My view is different from Downer. I would have voted for Trump eagerly and enthusiastically. You could argue that in 2016 there were arguments for both Clinton and Trump. Not this time. In 2020, the case for Trump was overwhelming – although based on the likely election result, it looks like a majority of the American electorate didn’t have quite the same assessment.
Usually when people complain about Trump’s personality it’s because they refuse to acknowledge the success of his policies. In October last year, unemployment in the United States was at its lowest level in 50 years. Trump did more for the job opportunities and economic empowerment of minorities in America than any president since Reagan. At this election, it appears Trump won a greater share of the minority vote than any previous Republican.
Critics complain about Trump’s rhetoric on China but they never explain what they would do differently in the face of an authoritarian and imperialist power.
The suggestion that Trump is some sort of vandal of constitutional propriety is a meme of a media that refuses to countenance that the Democrats might mean what they say and attempt to stack the US Supreme Court.
However, the main reason why I’d have voted for Trump was not because of economics, it was because of cultural values. Trump offered an alternative to the ideology that started on college campuses and is now engulfing the country that defines individuals according to their race, that regards the democratic political process as a tool of oppression, and uses violence to shut down freedom of speech.
American historian Anne Applebaum in a thoughtful article a week ago in The Atlantic titled ‘The Answer to Extremism Isn’t More Extremism’ asked why ‘educated conservatives’, who knew Trump’s faults would still vote for him. As she correctly noted, many conservatives, ‘educated’ or not, are deeply concerned by intellectual trends such as ‘an intolerance of opposing views, a vogue for public shaming and ostracism, and the tendency to dissolve complex policy issues in a blinding moral certainty’.
Many conservatives believed that re-electing Trump while not a complete answer to all of this, would have been a start.
According to Applebaum: “Anyone who actually cares about academic freedom, or the future of objective reporting, or the ideas behind the statues built to honor American democrats in the country’s public squares, must hope that Trump loses.
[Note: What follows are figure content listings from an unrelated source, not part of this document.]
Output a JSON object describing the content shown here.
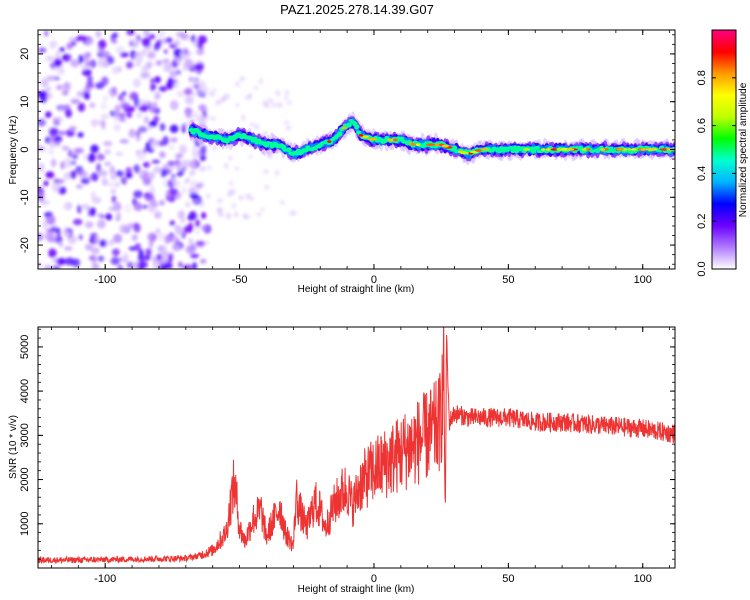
{
  "title": "PAZ1.2025.278.14.39.G07",
  "chart_data": [
    {
      "type": "heatmap",
      "xlabel": "Height of straight line (km)",
      "ylabel": "Frequency (Hz)",
      "xlim": [
        -125,
        112
      ],
      "ylim": [
        -25,
        25
      ],
      "x_ticks": [
        -100,
        -50,
        0,
        50,
        100
      ],
      "y_ticks": [
        -20,
        -10,
        0,
        10,
        20
      ],
      "colorbar": {
        "label": "Normalized spectral amplitude",
        "range": [
          0,
          1
        ],
        "ticks": [
          0.0,
          0.2,
          0.4,
          0.6,
          0.8
        ],
        "colors": [
          "#ffffff",
          "#b07bff",
          "#6a00ff",
          "#0000ff",
          "#00b4ff",
          "#00ffd0",
          "#00ff00",
          "#bfff00",
          "#ffff00",
          "#ff9900",
          "#ff0000",
          "#ff0080"
        ]
      },
      "centerline": {
        "x": [
          -68,
          -62,
          -55,
          -50,
          -45,
          -40,
          -35,
          -30,
          -25,
          -20,
          -15,
          -12,
          -8,
          -5,
          0,
          5,
          10,
          15,
          20,
          25,
          30,
          35,
          40,
          50,
          60,
          70,
          80,
          90,
          100,
          112
        ],
        "freq": [
          4,
          3,
          2,
          3,
          2,
          1,
          1,
          -1,
          0,
          1,
          2,
          4,
          6,
          3,
          2,
          2,
          2,
          1,
          1,
          1,
          0,
          -1,
          0,
          0,
          0,
          0,
          0,
          0,
          0,
          0
        ]
      }
    },
    {
      "type": "line",
      "xlabel": "Height of straight line (km)",
      "ylabel": "SNR (10 * v/v)",
      "xlim": [
        -125,
        112
      ],
      "ylim": [
        0,
        5450
      ],
      "x_ticks": [
        -100,
        0,
        50,
        100
      ],
      "y_ticks": [
        1000,
        2000,
        3000,
        4000,
        5000
      ],
      "series": [
        {
          "name": "SNR",
          "color": "#ee3333",
          "x": [
            -125,
            -120,
            -110,
            -100,
            -90,
            -80,
            -70,
            -65,
            -60,
            -55,
            -53,
            -52,
            -51,
            -50,
            -48,
            -45,
            -42,
            -40,
            -38,
            -35,
            -33,
            -30,
            -29,
            -27,
            -25,
            -22,
            -20,
            -18,
            -15,
            -12,
            -10,
            -8,
            -5,
            -2,
            0,
            5,
            10,
            15,
            20,
            24,
            25,
            26,
            26.5,
            27,
            28,
            30,
            35,
            40,
            50,
            60,
            70,
            80,
            90,
            100,
            105,
            110,
            112
          ],
          "y": [
            180,
            180,
            180,
            190,
            200,
            210,
            220,
            280,
            400,
            800,
            1600,
            1900,
            1500,
            900,
            600,
            1100,
            1300,
            700,
            1000,
            1400,
            800,
            500,
            1600,
            1200,
            900,
            1500,
            1300,
            900,
            1400,
            1700,
            1800,
            1400,
            1900,
            2100,
            2200,
            2400,
            2600,
            2800,
            3000,
            3200,
            3500,
            4400,
            1000,
            5200,
            3300,
            3500,
            3400,
            3400,
            3400,
            3300,
            3300,
            3250,
            3200,
            3150,
            3100,
            3050,
            3050
          ]
        }
      ]
    }
  ]
}
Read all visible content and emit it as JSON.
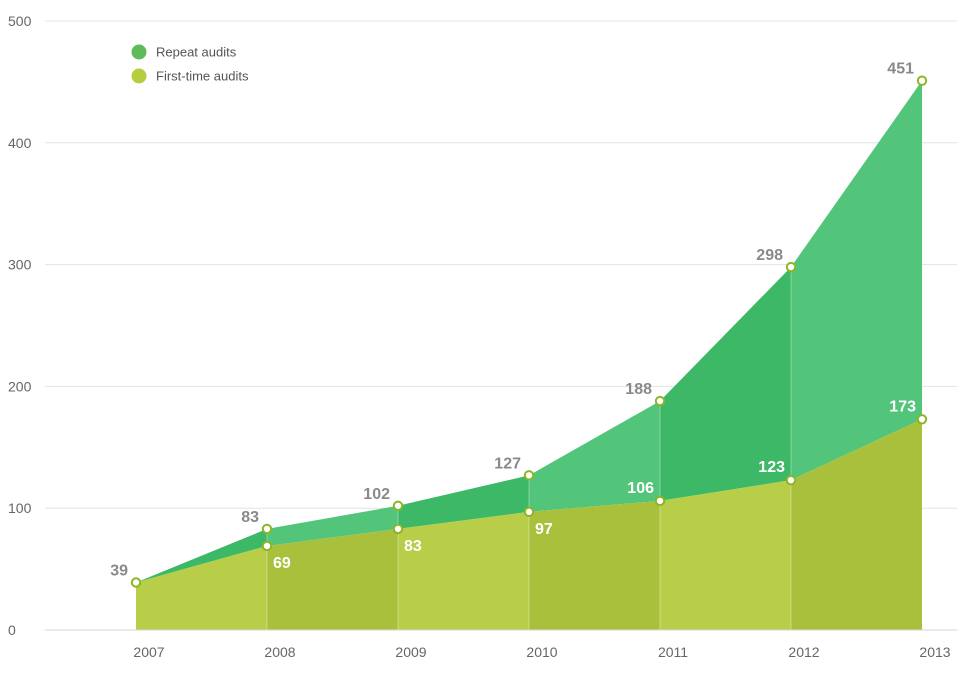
{
  "chart_data": {
    "type": "area",
    "categories": [
      "2007",
      "2008",
      "2009",
      "2010",
      "2011",
      "2012",
      "2013"
    ],
    "series": [
      {
        "name": "Repeat audits",
        "values": [
          39,
          83,
          102,
          127,
          188,
          298,
          451
        ],
        "color": "#45bd6e",
        "labels": [
          "39",
          "83",
          "102",
          "127",
          "188",
          "298",
          "451"
        ]
      },
      {
        "name": "First-time audits",
        "values": [
          39,
          69,
          83,
          97,
          106,
          123,
          173
        ],
        "color": "#b7cd47",
        "labels": [
          "",
          "69",
          "83",
          "97",
          "106",
          "123",
          "173"
        ]
      }
    ],
    "ylim": [
      0,
      500
    ],
    "yticks": [
      "0",
      "100",
      "200",
      "300",
      "400",
      "500"
    ],
    "title": "",
    "xlabel": "",
    "ylabel": "",
    "grid": true,
    "legend_position": "top-left"
  }
}
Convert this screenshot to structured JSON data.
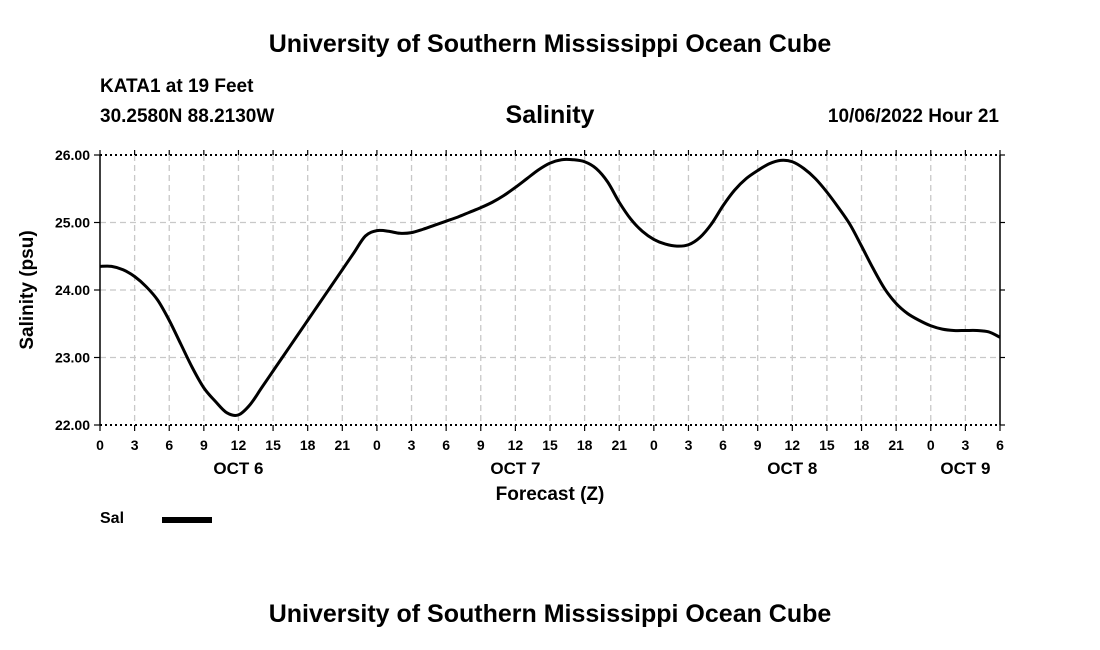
{
  "header": {
    "title": "University of Southern Mississippi Ocean Cube",
    "station": "KATA1 at 19 Feet",
    "coordinates": "30.2580N  88.2130W",
    "timestamp": "10/06/2022 Hour 21"
  },
  "footer": {
    "title": "University of Southern Mississippi Ocean Cube"
  },
  "legend": {
    "series_label": "Sal",
    "swatch_color": "#000000"
  },
  "chart_data": {
    "type": "line",
    "title": "Salinity",
    "xlabel": "Forecast (Z)",
    "ylabel": "Salinity (psu)",
    "xlim": [
      0,
      78
    ],
    "ylim": [
      22.0,
      26.0
    ],
    "grid": true,
    "x_tick_labels": [
      "0",
      "3",
      "6",
      "9",
      "12",
      "15",
      "18",
      "21",
      "0",
      "3",
      "6",
      "9",
      "12",
      "15",
      "18",
      "21",
      "0",
      "3",
      "6",
      "9",
      "12",
      "15",
      "18",
      "21",
      "0",
      "3",
      "6"
    ],
    "y_tick_labels": [
      "26.00",
      "25.00",
      "24.00",
      "23.00",
      "22.00"
    ],
    "y_ticks": [
      26,
      25,
      24,
      23,
      22
    ],
    "date_labels": [
      {
        "label": "OCT 6",
        "x": 12
      },
      {
        "label": "OCT 7",
        "x": 36
      },
      {
        "label": "OCT 8",
        "x": 60
      },
      {
        "label": "OCT 9",
        "x": 75
      }
    ],
    "series": [
      {
        "name": "Sal",
        "color": "#000000",
        "x": [
          0,
          1,
          2,
          3,
          4,
          5,
          6,
          7,
          8,
          9,
          10,
          11,
          12,
          13,
          14,
          15,
          16,
          17,
          18,
          19,
          20,
          21,
          22,
          23,
          24,
          25,
          26,
          27,
          28,
          29,
          30,
          31,
          32,
          33,
          34,
          35,
          36,
          37,
          38,
          39,
          40,
          41,
          42,
          43,
          44,
          45,
          46,
          47,
          48,
          49,
          50,
          51,
          52,
          53,
          54,
          55,
          56,
          57,
          58,
          59,
          60,
          61,
          62,
          63,
          64,
          65,
          66,
          67,
          68,
          69,
          70,
          71,
          72,
          73,
          74,
          75,
          76,
          77,
          78
        ],
        "values": [
          24.35,
          24.35,
          24.3,
          24.2,
          24.05,
          23.85,
          23.55,
          23.2,
          22.85,
          22.55,
          22.35,
          22.18,
          22.15,
          22.3,
          22.55,
          22.8,
          23.05,
          23.3,
          23.55,
          23.8,
          24.05,
          24.3,
          24.55,
          24.8,
          24.88,
          24.87,
          24.84,
          24.85,
          24.9,
          24.96,
          25.02,
          25.08,
          25.15,
          25.22,
          25.3,
          25.4,
          25.52,
          25.65,
          25.78,
          25.88,
          25.93,
          25.93,
          25.9,
          25.8,
          25.6,
          25.3,
          25.05,
          24.87,
          24.75,
          24.68,
          24.65,
          24.67,
          24.78,
          24.98,
          25.25,
          25.48,
          25.65,
          25.77,
          25.87,
          25.92,
          25.9,
          25.8,
          25.65,
          25.45,
          25.22,
          24.97,
          24.65,
          24.32,
          24.02,
          23.8,
          23.65,
          23.55,
          23.47,
          23.42,
          23.4,
          23.4,
          23.4,
          23.38,
          23.3
        ]
      }
    ]
  }
}
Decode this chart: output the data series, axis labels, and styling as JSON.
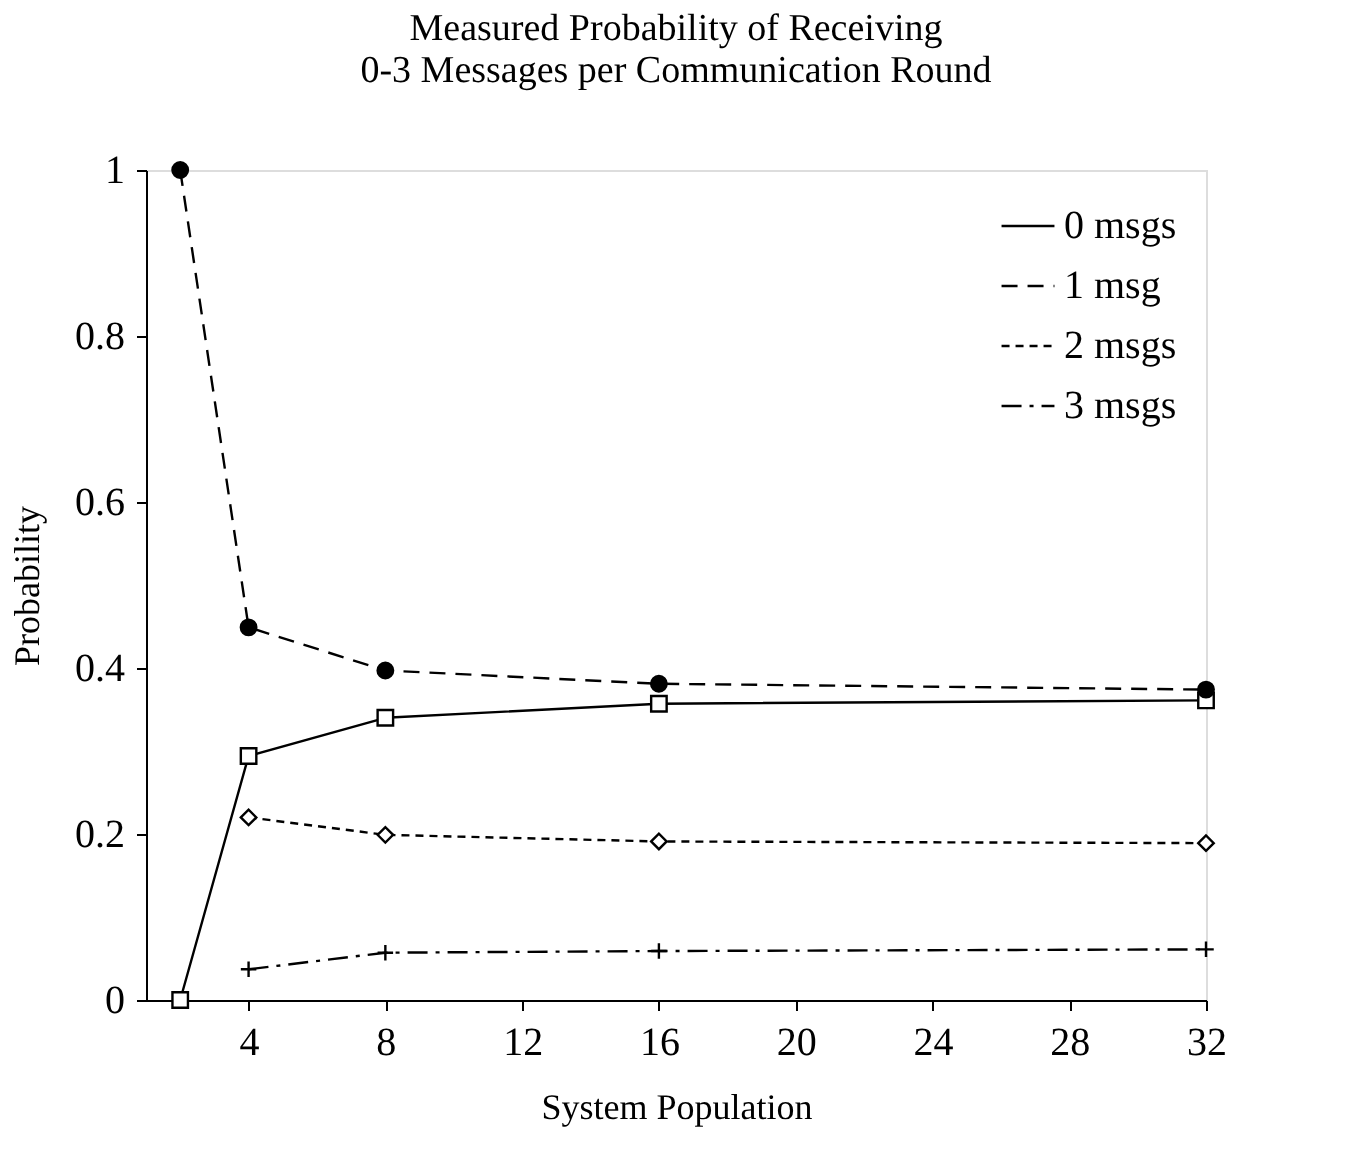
{
  "chart_data": {
    "type": "line",
    "title": "Measured Probability of Receiving\n0-3 Messages per Communication Round",
    "xlabel": "System Population",
    "ylabel": "Probability",
    "x": [
      2,
      4,
      8,
      16,
      32
    ],
    "series": [
      {
        "name": "0 msgs",
        "color": "#000000",
        "marker": "square",
        "line_style": "solid",
        "values": [
          0,
          0.294,
          0.34,
          0.357,
          0.361
        ]
      },
      {
        "name": "1 msg",
        "color": "#000000",
        "marker": "circle",
        "line_style": "dashed",
        "values": [
          1.0,
          0.449,
          0.397,
          0.381,
          0.374
        ]
      },
      {
        "name": "2 msgs",
        "color": "#000000",
        "marker": "diamond",
        "line_style": "dotted",
        "values": [
          null,
          0.22,
          0.199,
          0.191,
          0.189
        ]
      },
      {
        "name": "3 msgs",
        "color": "#000000",
        "marker": "cross",
        "line_style": "dashdot",
        "values": [
          null,
          0.037,
          0.057,
          0.059,
          0.061
        ]
      }
    ],
    "xlim": [
      1,
      32
    ],
    "xticks": [
      4,
      8,
      12,
      16,
      20,
      24,
      28,
      32
    ],
    "ylim": [
      0,
      1
    ],
    "yticks": [
      {
        "value": 0,
        "label": "0"
      },
      0.2,
      0.4,
      0.6,
      0.8,
      {
        "value": 1,
        "label": "1"
      }
    ],
    "grid": false,
    "legend": "top right"
  }
}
If he win a second term, extremism on the left will not be stopped.”
As one of the world’s leading historians of authoritarianism and communism, it’s perplexing that Applebaum would advocate a form of cultural appeasement.
“I hope that educated conservatives think hard about what will happen if Biden’s moderate-left campaign fails: It is extremely unlike that its adherents and spokespeople will shrug their shoulders and decide that, yes, Trump is right after all. They are much more likely to move further to the extremes. Americans will witness the radicalization of the Democratic Party, as well as the radicalization of the powerful and influential intellectual, academic, and cultural left, in a manner that we have never before seen.”
It’s interesting to speculate whether before the election there was anyone in America urging ‘educated progressives’ to vote for Trump to avoid the radicalisation of the Republican Party and the intellectual, academic, and cultural right. Probably not.
Yet for all the potential consequences Applebaum describes of a Trump victory, 68 million Americans nevertheless voted for him; 72 million Americans voted for Biden.
Many commentators before and now after the election have spoken about how deeply divided is America. That’s true.
But many ‘educated conservatives’ would respond that a country or a community or a family is only as divided as it wants to be.
An ‘educated conservative’ who voted for Donald Trump would ask what side of politics it was sowing the seeds of division.
The interest of an Australian in the culture wars of America’s universities, sports fields, and boardrooms is that inevitably what begins in Berkeley, California ends up in Ultimo, Sydney.